India’s rapid pace of manufacturing growth is also reflected in supplier delivery times lengthening for the fifth month running in July as demand for inputs grew. Backlogs of work accumulated at a moderate pace, though to a lesser extent than during Q2. Also, the employment sub-index fell slightly below 50 to 49.9, indicating a very slight contraction. The survey says managers complained of the lack of skilled labour. All three factors —lengthening supplier delivery times, increasing backlogs of work and shortages of skilled labour—could be signs that growth in India is increasingly reaching unsustainable levels. This is also seen from RBI’s monetary policy statement, which talked of “rising concerns about capacity constraints being reached over a wide range of sectors”.
Also See Growth Story (Graphic)
In short, though growth is very strong at the moment, it’s likely that it will hit road blocks in the form of capacity constraints and lack of skilled manpower. When that happens, two things could happen. One, inflation in manufactured goods will rise as supply is unable to keep pace with demand—this is already being seen. And two, imports will rise, as RBI’s monetary policy statement had pointed out that, “idle global capacity in a range of sectors will allow competitive imports to reduce the momentum in domestic prices”. As Frederic Neumann, co-head of Asian Economics at HSBC says, “The increasing inability of local producers to meet domestic demand is going to raise dependence on imports. Relatively strong spending at home, and weak demand growth in western markets (nearly 40% of the export market), are going to push out the trade deficit further, which may hit a record this year.”

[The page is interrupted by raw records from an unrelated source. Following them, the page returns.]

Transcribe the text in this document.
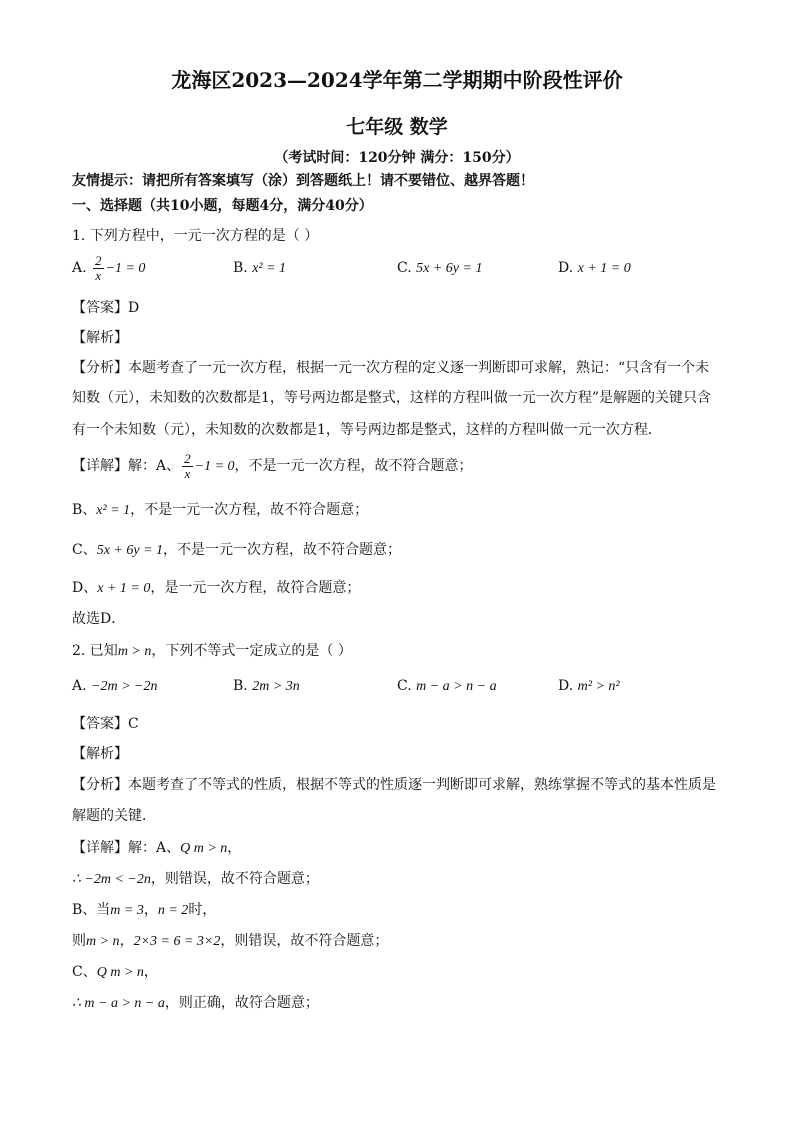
龙海区2023—2024学年第二学期期中阶段性评价
七年级 数学
（考试时间：120分钟 满分：150分）
友情提示：请把所有答案填写（涂）到答题纸上！请不要错位、越界答题！
一、选择题（共10小题，每题4分，满分40分）
1. 下列方程中，一元一次方程的是（ ）
A. $\frac{2}{x} -1 = 0$	B. x² = 1	C. 5x + 6y = 1	D. x + 1 = 0
【答案】D
【解析】
【分析】本题考查了一元一次方程，根据一元一次方程的定义逐一判断即可求解，熟记：“只含有一个未
知数（元），未知数的次数都是1，等号两边都是整式，这样的方程叫做一元一次方程”是解题的关键只含
有一个未知数（元），未知数的次数都是1，等号两边都是整式，这样的方程叫做一元一次方程．
【详解】解：A、 $\frac{2}{x} -1 = 0$，不是一元一次方程，故不符合题意；
B、x² = 1，不是一元一次方程，故不符合题意；
C、5x + 6y = 1，不是一元一次方程，故不符合题意；
D、x + 1 = 0，是一元一次方程，故符合题意；
故选D．
2. 已知m > n，下列不等式一定成立的是（ ）
A. −2m > −2n	B. 2m > 3n	C. m − a > n − a	D. m² > n²
【答案】C
【解析】
【分析】本题考查了不等式的性质，根据不等式的性质逐一判断即可求解，熟练掌握不等式的基本性质是
解题的关键．
【详解】解：A、Q m > n，
∴ −2m < −2n，则错误，故不符合题意；
B、当m = 3，n = 2时，
则m > n，2×3 = 6 = 3×2，则错误，故不符合题意；
C、Q m > n，
∴ m − a > n − a，则正确，故符合题意；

Interestingly, the HSBC Manufacturing PMI for China slipped below the 50 mark in July, indicating a month-on-month contraction for the first time since March 2009. But the Shanghai Composite Index shrugged off the survey results, rising by 1.33% on Monday. The Chinese market is around 14% higher than the lows it reached earlier this month, which could indicate the market believes a soft landing has been engineered. India’s markets, too, rose in tandem with the rest, with banks leading the rally in the Sensex. The markets clearly display little fear of RBI’s cautious monetary tightening affecting growth.